Temos aqui uma reunião de estereótipos que já vem sendo usada por Larry Clark desde a sua estréia no audiovisual, com “Kids”, em 1995. Estréia esta, agitada e comentada. “Kids” deu o que falar durante anos, tendo como principais interessados, apesar da censura, os próprios adolescentes. Com “Ken Park” não foi diferente. O longa-metragem de dez anos atrás chegou até a ser utilizado como elemento fundamental na publicidade do filme que estava chegando.

A adolescência e suas características são uma constante preocupação para o cineasta, que persistiu no assunto durante a maior parte de sua (ainda) curta carreira e que o levou a criar três álbuns de fotografia considerados revolucionários por sua temática polêmica. O cineasta garante que esse seu trabalho teve influência direta de cineastas como Martin Scorsese, Shinya Tsukamoto, Francis Ford Coppola e do seu contemporâneo Gus Van Sant.
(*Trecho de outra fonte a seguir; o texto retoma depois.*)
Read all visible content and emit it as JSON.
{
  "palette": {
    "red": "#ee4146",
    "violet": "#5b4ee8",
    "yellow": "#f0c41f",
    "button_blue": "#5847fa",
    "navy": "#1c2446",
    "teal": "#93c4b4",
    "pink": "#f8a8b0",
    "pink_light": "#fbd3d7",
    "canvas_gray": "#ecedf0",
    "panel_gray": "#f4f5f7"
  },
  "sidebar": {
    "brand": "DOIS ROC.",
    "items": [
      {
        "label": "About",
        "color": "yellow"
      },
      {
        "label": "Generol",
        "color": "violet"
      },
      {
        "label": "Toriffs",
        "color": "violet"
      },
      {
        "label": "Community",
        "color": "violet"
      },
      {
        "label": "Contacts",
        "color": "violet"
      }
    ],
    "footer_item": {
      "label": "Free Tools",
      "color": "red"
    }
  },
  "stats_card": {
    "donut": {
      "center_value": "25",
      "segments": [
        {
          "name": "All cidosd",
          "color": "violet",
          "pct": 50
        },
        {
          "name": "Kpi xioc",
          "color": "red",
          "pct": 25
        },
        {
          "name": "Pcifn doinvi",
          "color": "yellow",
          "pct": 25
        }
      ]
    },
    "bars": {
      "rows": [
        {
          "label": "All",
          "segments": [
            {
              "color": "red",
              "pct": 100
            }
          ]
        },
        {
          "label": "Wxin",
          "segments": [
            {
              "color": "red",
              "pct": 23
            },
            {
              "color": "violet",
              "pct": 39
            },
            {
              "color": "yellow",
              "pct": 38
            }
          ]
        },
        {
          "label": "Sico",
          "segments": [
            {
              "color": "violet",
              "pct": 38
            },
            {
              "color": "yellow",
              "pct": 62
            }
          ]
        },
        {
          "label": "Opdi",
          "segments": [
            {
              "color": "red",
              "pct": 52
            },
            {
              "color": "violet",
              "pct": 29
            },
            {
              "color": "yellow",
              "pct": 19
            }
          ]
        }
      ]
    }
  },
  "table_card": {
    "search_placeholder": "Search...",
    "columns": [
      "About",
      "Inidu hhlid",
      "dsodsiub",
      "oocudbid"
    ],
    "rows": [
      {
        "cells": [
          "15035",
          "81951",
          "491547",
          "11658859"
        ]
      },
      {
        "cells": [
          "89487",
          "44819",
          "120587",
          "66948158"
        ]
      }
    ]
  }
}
“Ken Park” é o nome de um garoto ruivo, sardento, justamente aquele citado no início desse texto. Sim, o garoto suicida. Essa escolha não foi à toa. A mensagem que Larry Clark transparece com isso, é: “continuem levando suas vidas malucas e tenham filhos igualmente desequilibrados, criando assim, um ciclo infinito de famílias infelizes”. É facilmente visível que o cineasta mostra, na maioria das vezes, os filhos como vítima da insanidade de seus pais, pois os únicos momentos de paz são quando os adolescentes estão juntos usando drogas ou fazendo sexo.

Se há um mérito em “Ken Park”, ele é dos jovens atores. Praticamente todos eles são estreantes, e demonstram muita maturidade e ousadia na formação de seus papéis.